I guess reading in such files is the most common way people get the info
into their data structures, in the end nobody wants to build a data
frame of possibly hundreds of rows interactively in R or via a widget.
I'm not sure about having the sample names as row.names, though. I think
there used to be a mandatory column "name" to store them, which I
personally liked better (in many spreadsheet programs the concept of row
names is somewhat vague...) . It might be helpful to improve the
documentation for read.AnnotatedDataFrame a bit, maybe adding an example
file so people can see how this is supposed to look like. Apart from
that it might be hard to make this procedure easier/more robust since
use cases and also the background/expertise of users differ a lot.
Hope these thoughts helped a bit,
Florian

Martin Morgan schrieb:

  
    
#
Florian Hahne <f.hahne at dkfz-heidelberg.de> writes:
Interesting.  The row names are special since they must often be aligned with
other object and can be used for subsetting.  
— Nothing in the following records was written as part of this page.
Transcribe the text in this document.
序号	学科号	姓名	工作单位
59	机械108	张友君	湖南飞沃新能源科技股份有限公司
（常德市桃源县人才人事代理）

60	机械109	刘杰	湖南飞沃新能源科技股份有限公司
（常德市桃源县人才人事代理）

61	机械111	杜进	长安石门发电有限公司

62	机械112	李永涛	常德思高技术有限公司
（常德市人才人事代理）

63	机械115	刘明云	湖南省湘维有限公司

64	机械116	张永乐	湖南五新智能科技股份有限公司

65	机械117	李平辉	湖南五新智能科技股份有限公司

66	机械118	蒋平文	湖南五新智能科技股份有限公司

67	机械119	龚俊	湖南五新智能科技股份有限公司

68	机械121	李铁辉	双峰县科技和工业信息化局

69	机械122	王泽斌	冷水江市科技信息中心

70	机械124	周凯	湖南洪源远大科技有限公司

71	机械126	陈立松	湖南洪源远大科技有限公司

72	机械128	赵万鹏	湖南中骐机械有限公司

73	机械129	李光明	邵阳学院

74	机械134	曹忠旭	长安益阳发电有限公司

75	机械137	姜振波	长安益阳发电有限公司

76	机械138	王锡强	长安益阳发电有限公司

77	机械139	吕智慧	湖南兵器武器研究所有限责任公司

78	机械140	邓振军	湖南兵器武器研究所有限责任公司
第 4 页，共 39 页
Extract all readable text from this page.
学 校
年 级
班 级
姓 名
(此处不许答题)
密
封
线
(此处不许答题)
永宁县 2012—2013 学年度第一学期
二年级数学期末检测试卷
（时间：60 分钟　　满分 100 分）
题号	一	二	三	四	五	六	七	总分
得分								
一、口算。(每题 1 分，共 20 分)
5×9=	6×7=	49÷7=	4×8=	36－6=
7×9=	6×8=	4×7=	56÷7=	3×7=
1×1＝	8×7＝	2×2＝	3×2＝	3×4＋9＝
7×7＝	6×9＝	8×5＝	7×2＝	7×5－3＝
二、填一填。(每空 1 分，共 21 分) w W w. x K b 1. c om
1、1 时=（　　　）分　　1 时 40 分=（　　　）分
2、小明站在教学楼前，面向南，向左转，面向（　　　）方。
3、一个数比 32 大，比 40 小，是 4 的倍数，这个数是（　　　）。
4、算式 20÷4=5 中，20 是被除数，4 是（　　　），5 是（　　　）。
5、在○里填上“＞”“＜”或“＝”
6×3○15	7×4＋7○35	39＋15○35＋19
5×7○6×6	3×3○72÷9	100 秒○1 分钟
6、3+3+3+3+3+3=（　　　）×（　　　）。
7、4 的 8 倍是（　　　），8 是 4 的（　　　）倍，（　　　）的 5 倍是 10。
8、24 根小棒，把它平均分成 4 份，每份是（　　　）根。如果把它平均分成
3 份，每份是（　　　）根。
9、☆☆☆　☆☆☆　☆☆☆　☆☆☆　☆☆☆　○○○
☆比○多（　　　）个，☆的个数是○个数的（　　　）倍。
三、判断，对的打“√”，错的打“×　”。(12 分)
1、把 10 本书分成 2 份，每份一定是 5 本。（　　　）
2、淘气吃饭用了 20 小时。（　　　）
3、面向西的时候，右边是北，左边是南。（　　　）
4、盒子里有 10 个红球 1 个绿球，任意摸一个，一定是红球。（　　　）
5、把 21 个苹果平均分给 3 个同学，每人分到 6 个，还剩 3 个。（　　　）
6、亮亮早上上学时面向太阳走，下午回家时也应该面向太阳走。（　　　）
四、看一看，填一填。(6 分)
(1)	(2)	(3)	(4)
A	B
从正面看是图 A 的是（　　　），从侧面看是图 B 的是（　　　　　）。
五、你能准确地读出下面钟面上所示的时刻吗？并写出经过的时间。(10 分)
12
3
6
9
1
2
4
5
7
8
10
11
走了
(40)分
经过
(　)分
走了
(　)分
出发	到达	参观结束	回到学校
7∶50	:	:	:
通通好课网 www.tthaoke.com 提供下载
I have no problem with a "name" column being recognized by an import
tool (aside from issues of name collisions -- what if I have a
variable named "name").  But I think performance concerns will move us
away from having such a column in the actual representation of the
object.

What we are moving towards is a setup where the row names are stored
in a separate slot and may eventually be an external vector that can
be shared among other objects that need to align on that vector.

+ seth
#
Hi Seth,
internal representation is one part of the story and I agree that row
names are the way to go here. Another point however is how the user gets
the information into R. At some point we need to match sample names and
the sample meta data and IMO this should already be at the level of the
text file. The closest to the row names idea is probably to take the
first column in the file as the sample identifier, but this poses a
pretty strict layout on the files (maybe for some users the first column
is already the row numbering...). As far as I understand the current
implementation the default is to take the first column and that you can
pass row.names=x to read.AnnotatedDataFrame but there is this additional
sampleNames parameter and I find this pretty confusing. So currently you
can do almost everything with the function which is good in one sense
but on the other hand might cause mix ups and confusion to the user. If
the mapping is already clear at the level of the text file, we can sit
back and tell people to check their files if something isn't showing up
as they expect it to be, but currently you can do pretty stupid stuff
just by setting a wrong argument without even realizing.
I had the impression at the Bressanone courses that for the average user
the biggest obstacle is to get all the necessary data from files
somewhere on the hard disk into R and that it is important to provide a
straightforward default way of doing that.
Best,
Florian


Seth Falcon schrieb:

  
    
#
Hi,

just to add to Florian's comment about user interface: I think the 
annotatedDataFrame and new eSet classes are beautiful and elegant, and 
much better than what we had.

Yet I find it now quite complex and unintuitive to construct an 
annotatedDataFrame or an ExpressionSet from scratch, IMHO anything that 
makes it simple to convert a simple dataframe or Excel table into a 
valid annotatedDataFrame will make many users happy.